Dominique eut un regard de volonté inflexible, de détermination immuable. Elle ne voulait plus souffrir, elle ne voulait plus qu’il souffrît.

— C’est faux, dit-elle nettement. Je ne doute pas et tu n’as pas le droit de douter. Dès le premier moment, je t’ai dit : « C’est dans tes bras que je suis tombée, c’est moi que tu as possédée. »
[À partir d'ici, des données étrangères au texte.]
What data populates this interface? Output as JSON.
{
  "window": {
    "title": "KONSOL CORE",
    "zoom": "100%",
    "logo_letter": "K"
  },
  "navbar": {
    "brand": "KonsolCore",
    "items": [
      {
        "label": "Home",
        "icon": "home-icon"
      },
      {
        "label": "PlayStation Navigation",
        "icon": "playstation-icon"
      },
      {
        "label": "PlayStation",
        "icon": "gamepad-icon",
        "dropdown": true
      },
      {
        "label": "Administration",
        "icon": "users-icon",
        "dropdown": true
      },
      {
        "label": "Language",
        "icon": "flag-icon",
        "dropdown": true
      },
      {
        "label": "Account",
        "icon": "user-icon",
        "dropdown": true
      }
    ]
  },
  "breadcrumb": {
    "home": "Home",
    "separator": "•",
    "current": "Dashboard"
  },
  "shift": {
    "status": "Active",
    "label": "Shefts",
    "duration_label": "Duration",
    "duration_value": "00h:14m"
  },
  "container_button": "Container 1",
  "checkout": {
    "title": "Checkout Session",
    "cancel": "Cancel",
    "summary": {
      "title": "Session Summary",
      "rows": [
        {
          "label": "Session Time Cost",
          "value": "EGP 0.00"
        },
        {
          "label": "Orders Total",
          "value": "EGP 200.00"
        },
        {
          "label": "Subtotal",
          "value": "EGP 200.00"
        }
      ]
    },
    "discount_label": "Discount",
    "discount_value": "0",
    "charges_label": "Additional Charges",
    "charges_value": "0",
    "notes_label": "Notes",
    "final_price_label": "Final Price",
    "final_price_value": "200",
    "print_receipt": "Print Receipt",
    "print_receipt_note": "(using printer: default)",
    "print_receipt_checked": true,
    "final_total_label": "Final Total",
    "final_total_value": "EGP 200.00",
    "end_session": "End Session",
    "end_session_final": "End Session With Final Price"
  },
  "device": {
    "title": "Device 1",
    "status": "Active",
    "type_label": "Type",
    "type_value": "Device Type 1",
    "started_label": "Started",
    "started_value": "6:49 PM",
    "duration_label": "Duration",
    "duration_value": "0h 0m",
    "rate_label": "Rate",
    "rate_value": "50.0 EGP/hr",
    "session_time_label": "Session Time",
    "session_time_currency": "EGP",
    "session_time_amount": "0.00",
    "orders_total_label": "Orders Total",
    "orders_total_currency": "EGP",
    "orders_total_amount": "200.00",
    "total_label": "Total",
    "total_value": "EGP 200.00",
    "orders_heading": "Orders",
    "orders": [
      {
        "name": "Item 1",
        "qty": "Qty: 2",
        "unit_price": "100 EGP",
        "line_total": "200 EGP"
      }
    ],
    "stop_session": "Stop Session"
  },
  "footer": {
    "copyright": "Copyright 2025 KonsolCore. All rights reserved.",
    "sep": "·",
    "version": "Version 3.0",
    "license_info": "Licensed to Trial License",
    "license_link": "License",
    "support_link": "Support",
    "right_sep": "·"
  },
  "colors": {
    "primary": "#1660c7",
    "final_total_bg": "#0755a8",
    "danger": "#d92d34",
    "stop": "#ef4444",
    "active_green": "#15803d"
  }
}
« Richard, une nuit, à Courjeul, a menti. L’autre, Julot, cet être ignoble, a menti aussi. Il est vrai que Richard, pour expier sa faute, pour racheter son mensonge, nous a envoyé Jules Caboche. Mais ce que Jules Caboche est venu nous dire en rendant le collier, c’est la vérité absolue, la vérité qui est conforme à ma conviction profonde et à la réalité des faits. Le contraire ne peut être qu’hypothèse et mensonge. Acceptons cette vérité que nous a apporté le message envoyé par Richard, décidé dès ce moment à mourir. Il me semble entendre Richard nous dire : « Je suis mort, vous n’avez pas le droit de douter de ma parole. » Et il a raison, sa parole est sacrée. Il a payé chèrement son égarement passager, sa honteuse tentative, que je lui pardonne et que tu dois lui pardonner. Il est mort, nous devons le respect à sa mémoire, et ce respect c’est de ne pas douter de lui.

La voix de Dominique, vibrante de conviction, berçait Patrice, endormait ses dernières amertumes. Il comprit soudainement tout ce qu’il y avait d’injuste dans les reproches, dans les trahisons, dans les humiliations qu’il avait fait subir à cette femme, pour une faute d’un instant, qui avait été sa faute à lui… s’il y avait eu faute… Il admira confusément la longue patience de Dominique qui avait si durement expié… sans une plainte, sans un reproche… Et c’était elle qui le consolait !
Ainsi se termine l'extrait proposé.